We backed up this analysis by assessing whether the effect sizes obtained were significantly different than what could be observed in a random assignment of categories to samples. We annotated Fig. 3 with the P values associated with the null hypothesis that our results are compatible with a random outcome. We observed an enrichment of significant outcomes in the variables with high effect sizes and, in particular, 13 variables for which BLS achieves a higher significance category than SEPP, whereas the opposite occurs 10 times, generally on variables with lower effect sizes.
These improvements observed on most variables confirm that the previously reported improvements to phylogeny can be perceived in meta-analyses. Although overall improvement over SEPP is limited as SEPP still outperforms BLS on important variables, such as age category, BLS does outperform SEPP, and the two approaches lead to distinct solutions that are complementary in improving understanding of gut microbe phylogeny and its impact on human health, thus satisfying criterion d.
The BLS alignment improves support for 16S rRNA structure
As stated previously, the structure is an important component of a high-quality MSA of a strongly structured RNA region. Given that the BLS alignment contains about 99% of bacterial sequences, it is possible to map its columns to the bases of the state-of-the-art structural model of the 16S bacterial rRNA defined on the Comparative RNA Web43.
To estimate the quality of such mapping, we report the proportion of non-gap nucleotides that cannot be mapped to the structure (see Table 1, bottom). It turns out that alignments such as BLS and PASTA map rather easily, whereas MUSCLE and MAFFT lose substantially more information.
To deepen our evaluation of the structural quality of the two alignments that map well, we investigated column by column whether the differences between BLS and PASTA alignments tend to agree or disagree with the model. In Fig. 4, we show that the changes added by human players tend to agree with the 16S structural model, especially in regions linked to important functional sites, such as S8 and S15 binding sites, and a region that undergoes conformational readjustment during 30S assembly44,45,46,47,48,49. This agreement is a strong argument in favor of the BLS alignment as the CRW model considers long-range base pairs, a context that is not available to the players solving small puzzles. This is important because, as shown in Fig. 2a, the region of the alignment with the most gaps and the most variation between methods is the top of the V4 stem, a region with considerable mapping improvements for BLS in this analysis.

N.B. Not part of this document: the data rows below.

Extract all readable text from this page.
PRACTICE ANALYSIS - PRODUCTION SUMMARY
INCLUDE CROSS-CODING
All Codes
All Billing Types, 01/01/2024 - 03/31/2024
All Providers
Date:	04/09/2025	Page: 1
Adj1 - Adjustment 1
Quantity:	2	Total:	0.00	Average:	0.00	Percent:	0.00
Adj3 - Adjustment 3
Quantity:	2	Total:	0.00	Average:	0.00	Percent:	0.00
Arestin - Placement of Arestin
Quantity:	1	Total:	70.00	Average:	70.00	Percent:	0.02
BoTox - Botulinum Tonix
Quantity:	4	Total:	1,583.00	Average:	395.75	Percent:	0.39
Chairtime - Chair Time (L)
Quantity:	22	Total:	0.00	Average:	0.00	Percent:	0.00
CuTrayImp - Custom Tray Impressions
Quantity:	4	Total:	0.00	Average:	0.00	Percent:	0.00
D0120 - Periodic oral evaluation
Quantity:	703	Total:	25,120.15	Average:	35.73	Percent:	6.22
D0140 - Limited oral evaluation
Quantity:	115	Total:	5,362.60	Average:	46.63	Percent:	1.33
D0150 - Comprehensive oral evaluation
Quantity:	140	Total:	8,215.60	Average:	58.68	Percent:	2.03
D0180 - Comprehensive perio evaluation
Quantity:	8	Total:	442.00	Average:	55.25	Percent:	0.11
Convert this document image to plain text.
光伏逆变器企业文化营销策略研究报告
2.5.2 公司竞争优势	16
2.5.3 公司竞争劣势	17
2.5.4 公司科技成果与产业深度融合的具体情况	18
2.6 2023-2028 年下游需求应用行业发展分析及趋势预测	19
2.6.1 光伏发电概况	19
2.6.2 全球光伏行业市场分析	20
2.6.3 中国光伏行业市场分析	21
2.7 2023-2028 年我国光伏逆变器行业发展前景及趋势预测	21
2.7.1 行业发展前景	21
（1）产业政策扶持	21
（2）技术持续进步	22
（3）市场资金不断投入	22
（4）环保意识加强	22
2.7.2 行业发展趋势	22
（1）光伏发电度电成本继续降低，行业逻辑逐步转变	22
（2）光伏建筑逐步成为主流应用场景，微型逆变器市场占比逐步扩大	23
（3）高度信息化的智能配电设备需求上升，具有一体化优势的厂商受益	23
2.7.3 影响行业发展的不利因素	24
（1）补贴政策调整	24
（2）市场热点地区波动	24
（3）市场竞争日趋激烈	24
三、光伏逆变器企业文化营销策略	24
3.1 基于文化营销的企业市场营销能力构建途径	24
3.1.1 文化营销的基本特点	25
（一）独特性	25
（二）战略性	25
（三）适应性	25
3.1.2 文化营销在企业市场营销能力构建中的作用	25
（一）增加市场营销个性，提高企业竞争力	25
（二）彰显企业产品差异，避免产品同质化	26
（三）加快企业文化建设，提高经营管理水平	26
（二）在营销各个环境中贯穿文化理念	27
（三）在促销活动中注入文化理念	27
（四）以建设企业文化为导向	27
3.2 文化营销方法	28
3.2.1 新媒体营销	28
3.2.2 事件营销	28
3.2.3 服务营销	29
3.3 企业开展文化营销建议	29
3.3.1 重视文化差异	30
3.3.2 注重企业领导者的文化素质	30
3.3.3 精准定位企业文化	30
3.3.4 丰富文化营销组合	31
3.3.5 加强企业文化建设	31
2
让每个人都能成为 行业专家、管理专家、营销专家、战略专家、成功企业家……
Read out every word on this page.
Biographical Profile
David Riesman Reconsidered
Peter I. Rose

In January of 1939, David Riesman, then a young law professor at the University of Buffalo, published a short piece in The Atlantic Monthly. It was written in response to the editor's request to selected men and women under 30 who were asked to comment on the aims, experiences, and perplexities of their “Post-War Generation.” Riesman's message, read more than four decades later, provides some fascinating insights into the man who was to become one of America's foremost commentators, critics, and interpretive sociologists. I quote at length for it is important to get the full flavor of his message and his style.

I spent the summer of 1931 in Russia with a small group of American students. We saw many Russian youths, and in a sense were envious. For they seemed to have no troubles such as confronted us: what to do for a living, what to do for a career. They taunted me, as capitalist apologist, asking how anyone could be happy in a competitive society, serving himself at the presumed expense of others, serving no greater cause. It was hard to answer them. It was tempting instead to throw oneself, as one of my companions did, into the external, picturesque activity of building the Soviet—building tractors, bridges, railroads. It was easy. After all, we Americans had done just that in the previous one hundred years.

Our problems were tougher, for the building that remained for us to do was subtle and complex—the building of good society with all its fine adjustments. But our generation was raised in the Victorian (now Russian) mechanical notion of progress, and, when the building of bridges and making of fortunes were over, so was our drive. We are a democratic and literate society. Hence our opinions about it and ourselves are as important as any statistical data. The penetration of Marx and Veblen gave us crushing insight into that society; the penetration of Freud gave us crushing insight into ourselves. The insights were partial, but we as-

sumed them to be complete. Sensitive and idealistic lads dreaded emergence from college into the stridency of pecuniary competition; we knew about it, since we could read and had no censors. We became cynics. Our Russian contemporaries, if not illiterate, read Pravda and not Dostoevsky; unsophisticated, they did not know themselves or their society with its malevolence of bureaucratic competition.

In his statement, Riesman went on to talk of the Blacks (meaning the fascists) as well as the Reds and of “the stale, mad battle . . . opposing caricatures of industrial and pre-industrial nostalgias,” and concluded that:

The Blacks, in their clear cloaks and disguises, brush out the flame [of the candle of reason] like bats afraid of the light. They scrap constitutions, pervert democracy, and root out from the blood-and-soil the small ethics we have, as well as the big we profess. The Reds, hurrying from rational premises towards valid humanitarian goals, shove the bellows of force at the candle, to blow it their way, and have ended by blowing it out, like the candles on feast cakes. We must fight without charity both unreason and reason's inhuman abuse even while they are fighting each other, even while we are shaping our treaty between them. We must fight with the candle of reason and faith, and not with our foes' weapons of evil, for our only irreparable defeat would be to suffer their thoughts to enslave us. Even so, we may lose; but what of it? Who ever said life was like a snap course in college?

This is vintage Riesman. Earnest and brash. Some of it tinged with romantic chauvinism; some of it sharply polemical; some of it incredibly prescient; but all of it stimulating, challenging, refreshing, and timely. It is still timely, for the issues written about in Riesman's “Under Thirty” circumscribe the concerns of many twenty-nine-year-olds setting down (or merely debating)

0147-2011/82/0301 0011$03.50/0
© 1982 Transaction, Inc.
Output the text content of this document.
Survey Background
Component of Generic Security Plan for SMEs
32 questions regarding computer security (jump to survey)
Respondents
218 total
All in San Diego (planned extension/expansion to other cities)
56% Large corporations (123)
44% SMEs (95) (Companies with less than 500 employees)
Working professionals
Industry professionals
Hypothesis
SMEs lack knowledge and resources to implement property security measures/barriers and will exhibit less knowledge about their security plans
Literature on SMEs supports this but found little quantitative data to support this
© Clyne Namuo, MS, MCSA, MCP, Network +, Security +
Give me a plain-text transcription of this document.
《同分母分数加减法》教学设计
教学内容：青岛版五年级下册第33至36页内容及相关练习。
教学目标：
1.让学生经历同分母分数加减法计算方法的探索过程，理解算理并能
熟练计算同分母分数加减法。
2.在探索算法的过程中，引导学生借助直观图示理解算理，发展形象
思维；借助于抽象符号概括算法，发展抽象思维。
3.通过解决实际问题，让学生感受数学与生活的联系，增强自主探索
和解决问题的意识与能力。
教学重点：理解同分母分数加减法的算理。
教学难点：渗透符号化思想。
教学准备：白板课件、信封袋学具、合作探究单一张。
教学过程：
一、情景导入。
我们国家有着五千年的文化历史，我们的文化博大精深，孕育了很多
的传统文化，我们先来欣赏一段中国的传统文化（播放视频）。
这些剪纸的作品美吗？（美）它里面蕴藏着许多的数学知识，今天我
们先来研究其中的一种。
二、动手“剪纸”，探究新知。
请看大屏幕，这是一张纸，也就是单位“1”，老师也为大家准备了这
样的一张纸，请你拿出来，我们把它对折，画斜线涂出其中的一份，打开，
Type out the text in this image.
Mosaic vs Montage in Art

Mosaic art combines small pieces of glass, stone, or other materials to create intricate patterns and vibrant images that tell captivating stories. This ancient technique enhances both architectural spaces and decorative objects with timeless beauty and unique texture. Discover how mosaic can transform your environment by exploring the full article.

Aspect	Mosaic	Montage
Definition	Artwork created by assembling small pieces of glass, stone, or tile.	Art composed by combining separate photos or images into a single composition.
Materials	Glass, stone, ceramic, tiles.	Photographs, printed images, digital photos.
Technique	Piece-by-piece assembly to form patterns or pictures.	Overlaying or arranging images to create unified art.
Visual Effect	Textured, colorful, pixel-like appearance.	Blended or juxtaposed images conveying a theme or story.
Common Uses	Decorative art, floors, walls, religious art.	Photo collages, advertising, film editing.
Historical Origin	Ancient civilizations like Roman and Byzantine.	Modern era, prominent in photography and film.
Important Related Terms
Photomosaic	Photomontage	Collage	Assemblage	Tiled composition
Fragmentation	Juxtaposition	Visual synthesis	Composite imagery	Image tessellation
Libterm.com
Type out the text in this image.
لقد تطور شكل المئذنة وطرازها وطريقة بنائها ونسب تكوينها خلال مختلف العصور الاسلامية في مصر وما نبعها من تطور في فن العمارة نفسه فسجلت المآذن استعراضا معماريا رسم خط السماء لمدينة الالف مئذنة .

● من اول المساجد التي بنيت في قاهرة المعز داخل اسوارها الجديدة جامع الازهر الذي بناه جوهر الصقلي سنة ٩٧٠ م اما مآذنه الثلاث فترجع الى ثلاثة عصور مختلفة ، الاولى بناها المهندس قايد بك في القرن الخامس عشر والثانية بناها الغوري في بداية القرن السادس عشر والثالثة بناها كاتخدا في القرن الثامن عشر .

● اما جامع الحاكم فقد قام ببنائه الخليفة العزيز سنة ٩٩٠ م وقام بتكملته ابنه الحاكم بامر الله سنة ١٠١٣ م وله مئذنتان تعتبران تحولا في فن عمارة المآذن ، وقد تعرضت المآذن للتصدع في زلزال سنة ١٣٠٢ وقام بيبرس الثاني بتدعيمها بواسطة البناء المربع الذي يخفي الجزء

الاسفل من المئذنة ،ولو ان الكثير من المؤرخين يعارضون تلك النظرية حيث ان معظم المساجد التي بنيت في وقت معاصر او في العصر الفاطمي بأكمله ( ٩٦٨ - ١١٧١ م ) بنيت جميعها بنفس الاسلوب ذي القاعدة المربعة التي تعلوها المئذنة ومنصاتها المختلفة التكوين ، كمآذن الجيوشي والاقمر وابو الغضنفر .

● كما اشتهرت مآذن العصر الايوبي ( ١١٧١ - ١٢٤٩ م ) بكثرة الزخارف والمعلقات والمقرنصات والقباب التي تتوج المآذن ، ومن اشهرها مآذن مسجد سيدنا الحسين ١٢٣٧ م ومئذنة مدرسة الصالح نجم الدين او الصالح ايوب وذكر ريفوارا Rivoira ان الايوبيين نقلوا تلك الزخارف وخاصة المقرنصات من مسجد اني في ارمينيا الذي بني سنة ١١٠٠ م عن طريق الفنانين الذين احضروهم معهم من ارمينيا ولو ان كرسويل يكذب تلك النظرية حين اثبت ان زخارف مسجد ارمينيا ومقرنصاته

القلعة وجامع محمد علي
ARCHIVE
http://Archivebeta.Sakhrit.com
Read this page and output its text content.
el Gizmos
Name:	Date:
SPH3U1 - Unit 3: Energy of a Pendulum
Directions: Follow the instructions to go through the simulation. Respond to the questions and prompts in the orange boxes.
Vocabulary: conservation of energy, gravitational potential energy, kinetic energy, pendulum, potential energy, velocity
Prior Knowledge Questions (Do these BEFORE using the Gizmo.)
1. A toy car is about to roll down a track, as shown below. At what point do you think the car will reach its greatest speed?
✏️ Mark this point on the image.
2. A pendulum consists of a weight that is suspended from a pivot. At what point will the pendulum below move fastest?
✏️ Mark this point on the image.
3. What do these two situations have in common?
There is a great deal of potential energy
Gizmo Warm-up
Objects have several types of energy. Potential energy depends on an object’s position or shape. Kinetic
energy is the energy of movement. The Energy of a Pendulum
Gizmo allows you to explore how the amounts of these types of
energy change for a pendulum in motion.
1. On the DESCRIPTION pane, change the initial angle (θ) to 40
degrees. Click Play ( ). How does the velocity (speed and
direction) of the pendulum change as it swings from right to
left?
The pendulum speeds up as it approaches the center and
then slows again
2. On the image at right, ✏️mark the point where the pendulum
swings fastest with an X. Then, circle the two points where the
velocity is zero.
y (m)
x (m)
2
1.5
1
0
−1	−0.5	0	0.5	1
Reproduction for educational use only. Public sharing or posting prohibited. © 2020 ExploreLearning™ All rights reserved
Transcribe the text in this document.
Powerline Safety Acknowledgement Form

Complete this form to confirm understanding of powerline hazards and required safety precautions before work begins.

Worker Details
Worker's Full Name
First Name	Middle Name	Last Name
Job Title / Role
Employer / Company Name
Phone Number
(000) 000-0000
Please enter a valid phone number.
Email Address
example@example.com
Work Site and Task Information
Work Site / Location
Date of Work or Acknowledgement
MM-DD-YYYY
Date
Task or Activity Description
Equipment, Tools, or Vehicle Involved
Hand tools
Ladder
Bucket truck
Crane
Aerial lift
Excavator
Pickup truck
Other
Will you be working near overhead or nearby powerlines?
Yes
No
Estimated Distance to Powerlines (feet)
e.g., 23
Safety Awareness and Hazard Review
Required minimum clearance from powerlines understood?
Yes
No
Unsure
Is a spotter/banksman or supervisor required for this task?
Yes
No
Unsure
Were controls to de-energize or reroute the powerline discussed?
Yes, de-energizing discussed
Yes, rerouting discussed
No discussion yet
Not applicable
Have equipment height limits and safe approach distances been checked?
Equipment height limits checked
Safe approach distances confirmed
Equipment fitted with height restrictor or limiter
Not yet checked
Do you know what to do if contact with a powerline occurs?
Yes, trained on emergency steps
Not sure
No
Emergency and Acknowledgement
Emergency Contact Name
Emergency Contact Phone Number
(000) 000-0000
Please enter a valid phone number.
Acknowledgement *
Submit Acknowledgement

Fig. 4: Agreement with 16S rRNA structural model.
After mapping the BLS and PASTA alignments to the 16S structural model, we observed a higher conservation for BLS, especially near important functional sites. The figure shows an annotated 16S secondary structure where only the V4 region and its vicinity are shown. Colored bases form a continuous backbone. CRW, Comparative RNA Web.
This demonstrates that the modifications to the PASTA scaffold added by BLS led to an improvement of the structural and functional signal of the alignment, thus satisfying criterion e.
Additionally, in Fig. 2a, we show the gap frequency per column (excluding highly gapped columns) of different alignment methods, including BLS and our benchmarks PASTA27, MUSCLE28 and MAFFT29. These gap frequencies help reveal the differences between BLS alignments and alternatives, on top of satisfying criteria a–e.